I’ve done a last bit of seed cleaning over the holidays, so that’s my seed list finished for seeds collected in 2024. You can find the full, up to date list in the SEEDS section.
Maybe I shouldn’t call it a seed list any more though, as I’ve been experimenting over the years with ways to send other bits of plants through the post and there is now a fair variety of roots, tubers, rhizomes, bulbs, bulbils, runners and whatnot on the list. This is something I want to do even more of in the future.
A few of the plants are of particular interest. I’ve been mucking about trying to improve skirret (Sium sisarum) for many years now and am starting to see some progress. For anyone who doesn’t know it, skirret is a very useful plant in the carrot family which produces a bundle of sweet-tasting roots. To harvest it, you just dig it up, snip off some of the roots and replant. Its main drawback is a fibrous core to some of the roots and I have been trying to eliminate this. I haven’t got rid of it from my entire gene pool yet, but I have an increasing number of clones that I’ve been following for several years and have found to be consistently core-free. The seed I offer comes from these plants. That isn’t a guarantee that the offspring will be the same, but it should definitely increase the odds. I am busy bulking up the best plants and in the future I hope I’ll have enough to send out crowns instead of seed. For now, although I can send crowns they are only the regular, unimproved version.

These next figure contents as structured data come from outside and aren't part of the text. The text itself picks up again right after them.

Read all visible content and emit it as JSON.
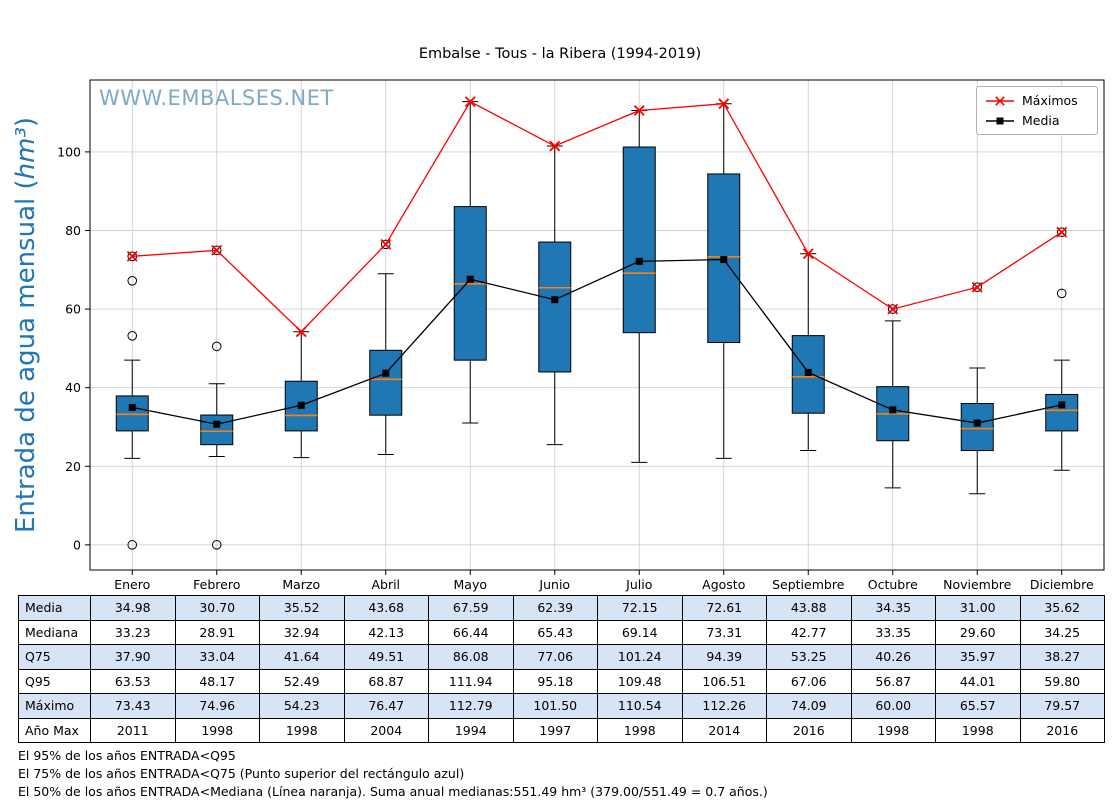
{
  "title": "Embalse - Tous - la Ribera (1994-2019)",
  "watermark": "WWW.EMBALSES.NET",
  "ylabel": {
    "prefix": "Entrada de agua mensual (",
    "unit": "hm³",
    "suffix": ")"
  },
  "colors": {
    "box_fill": "#1f77b4",
    "median_line": "#ff7f0e",
    "maximos_line": "#ff0000",
    "media_line": "#000000",
    "ylabel_text": "#1f77b4",
    "watermark_text": "#7fa8c8",
    "table_shade": "#d6e4f6",
    "grid": "#d0d0d0"
  },
  "chart_data": {
    "type": "boxplot",
    "title": "Embalse - Tous - la Ribera (1994-2019)",
    "ylabel": "Entrada de agua mensual (hm³)",
    "categories": [
      "Enero",
      "Febrero",
      "Marzo",
      "Abril",
      "Mayo",
      "Junio",
      "Julio",
      "Agosto",
      "Septiembre",
      "Octubre",
      "Noviembre",
      "Diciembre"
    ],
    "yticks": [
      0,
      20,
      40,
      60,
      80,
      100
    ],
    "ylim": [
      -6.4,
      118.3
    ],
    "grid": true,
    "legend_position": "upper right",
    "boxes": [
      {
        "q1": 29.0,
        "median": 33.23,
        "q3": 37.9,
        "whislo": 22.0,
        "whishi": 47.0,
        "outliers": [
          0.0,
          53.2,
          67.2,
          73.43
        ]
      },
      {
        "q1": 25.5,
        "median": 28.91,
        "q3": 33.04,
        "whislo": 22.5,
        "whishi": 41.0,
        "outliers": [
          0.0,
          50.5,
          74.96
        ]
      },
      {
        "q1": 29.0,
        "median": 32.94,
        "q3": 41.64,
        "whislo": 22.2,
        "whishi": 54.23,
        "outliers": []
      },
      {
        "q1": 33.0,
        "median": 42.13,
        "q3": 49.51,
        "whislo": 23.0,
        "whishi": 69.0,
        "outliers": [
          76.47
        ]
      },
      {
        "q1": 47.0,
        "median": 66.44,
        "q3": 86.08,
        "whislo": 31.0,
        "whishi": 112.79,
        "outliers": []
      },
      {
        "q1": 44.0,
        "median": 65.43,
        "q3": 77.06,
        "whislo": 25.5,
        "whishi": 101.5,
        "outliers": []
      },
      {
        "q1": 54.0,
        "median": 69.14,
        "q3": 101.24,
        "whislo": 21.0,
        "whishi": 110.54,
        "outliers": []
      },
      {
        "q1": 51.5,
        "median": 73.31,
        "q3": 94.39,
        "whislo": 22.0,
        "whishi": 112.26,
        "outliers": []
      },
      {
        "q1": 33.5,
        "median": 42.77,
        "q3": 53.25,
        "whislo": 24.0,
        "whishi": 74.09,
        "outliers": []
      },
      {
        "q1": 26.5,
        "median": 33.35,
        "q3": 40.26,
        "whislo": 14.5,
        "whishi": 57.0,
        "outliers": [
          60.0
        ]
      },
      {
        "q1": 24.0,
        "median": 29.6,
        "q3": 35.97,
        "whislo": 13.0,
        "whishi": 45.0,
        "outliers": [
          65.57
        ]
      },
      {
        "q1": 29.0,
        "median": 34.25,
        "q3": 38.27,
        "whislo": 19.0,
        "whishi": 47.0,
        "outliers": [
          64.0,
          79.57
        ]
      }
    ],
    "series": [
      {
        "name": "Máximos",
        "marker": "x",
        "color": "#ff0000",
        "values": [
          73.43,
          74.96,
          54.23,
          76.47,
          112.79,
          101.5,
          110.54,
          112.26,
          74.09,
          60.0,
          65.57,
          79.57
        ]
      },
      {
        "name": "Media",
        "marker": "square",
        "color": "#000000",
        "values": [
          34.98,
          30.7,
          35.52,
          43.68,
          67.59,
          62.39,
          72.15,
          72.61,
          43.88,
          34.35,
          31.0,
          35.62
        ]
      }
    ]
  },
  "table": {
    "row_labels": [
      "Media",
      "Mediana",
      "Q75",
      "Q95",
      "Máximo",
      "Año Max"
    ],
    "rows": [
      [
        "34.98",
        "30.70",
        "35.52",
        "43.68",
        "67.59",
        "62.39",
        "72.15",
        "72.61",
        "43.88",
        "34.35",
        "31.00",
        "35.62"
      ],
      [
        "33.23",
        "28.91",
        "32.94",
        "42.13",
        "66.44",
        "65.43",
        "69.14",
        "73.31",
        "42.77",
        "33.35",
        "29.60",
        "34.25"
      ],
      [
        "37.90",
        "33.04",
        "41.64",
        "49.51",
        "86.08",
        "77.06",
        "101.24",
        "94.39",
        "53.25",
        "40.26",
        "35.97",
        "38.27"
      ],
      [
        "63.53",
        "48.17",
        "52.49",
        "68.87",
        "111.94",
        "95.18",
        "109.48",
        "106.51",
        "67.06",
        "56.87",
        "44.01",
        "59.80"
      ],
      [
        "73.43",
        "74.96",
        "54.23",
        "76.47",
        "112.79",
        "101.50",
        "110.54",
        "112.26",
        "74.09",
        "60.00",
        "65.57",
        "79.57"
      ],
      [
        "2011",
        "1998",
        "1998",
        "2004",
        "1994",
        "1997",
        "1998",
        "2014",
        "2016",
        "1998",
        "1998",
        "2016"
      ]
    ]
  },
  "footnotes": [
    "El 95% de los años ENTRADA<Q95",
    "El 75% de los años ENTRADA<Q75 (Punto superior del rectángulo azul)",
    "El 50% de los años ENTRADA<Mediana (Línea naranja). Suma anual medianas:551.49 hm³ (379.00/551.49 = 0.7 años.)"
  ]
}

Then there are the perennial kales. where for reasons of space I’ve had to concentrate on a few of the most promising lines. My favourite, but also currently the most frustrating, is the perennial Nero di Toscana. A successful cross between my most reliably perennial clone (which I christened Purple Kale Tree) and annual Nero di Toscana gave several similar plants with leaves similar to its Italian parent but a much taller growing habit. Unfortunately if anything this has been too successful a perennialisation. After a few years of producing seeds the original clones have now renounced the habit and become fully asexual perennials. I had hoped to back-cross them with annual NdT, but I am now having to do this with their offspring instead. Watch this space.
Another attempt to perennialise an existing kale is going better. Pentland Brig is a favourite of mine and it has been self seeding in the allotment for years, interbreeding with the perennials in the process. I’ve selected fairly hard for staying true to type, which rather selects against perennial genes, but nonetheless my plants have been becoming slowly more long-lived and are starting to reach the balance between flowering and growth that I look for while staying recognisably Brig-ish. Finally there are the variegated kales. I can’t resist selecting for this trait and again it’s slowly becoming more widespread. Of course selection for a purely visual trait reduces the ability to select for anything else, so these aren’t my best kales, but I’d like to keep it in the population so that it can cross with the more culinary ones. Starting in the spring I can send out a limited number of cuttings of my more interesting plants as well as the seeds.
Aside from the plant breeding, I’m still acquiring and trying out new species. Korean celery (Dystaenia takesimana) has impressed me and has also provided plenty of seeds for me to share. A new discovery this year has been pearl onion, which despite the name is actually a leek. that forms an ever-dividing clump of plants with marble-sized bulbs. I’d always thought it would be impossibly fiddly, but having been given a division of a variety called Minogue’s Onion I’ve found it very useful as the plantlets, although small, need minimal preparation and so far they have soldiered on through everything the winter can throw at them. I’ve also managed to propagate a number of new edible Lilium species. For now they are too small to produced seed, but perhaps in the future I’ll add them to the list.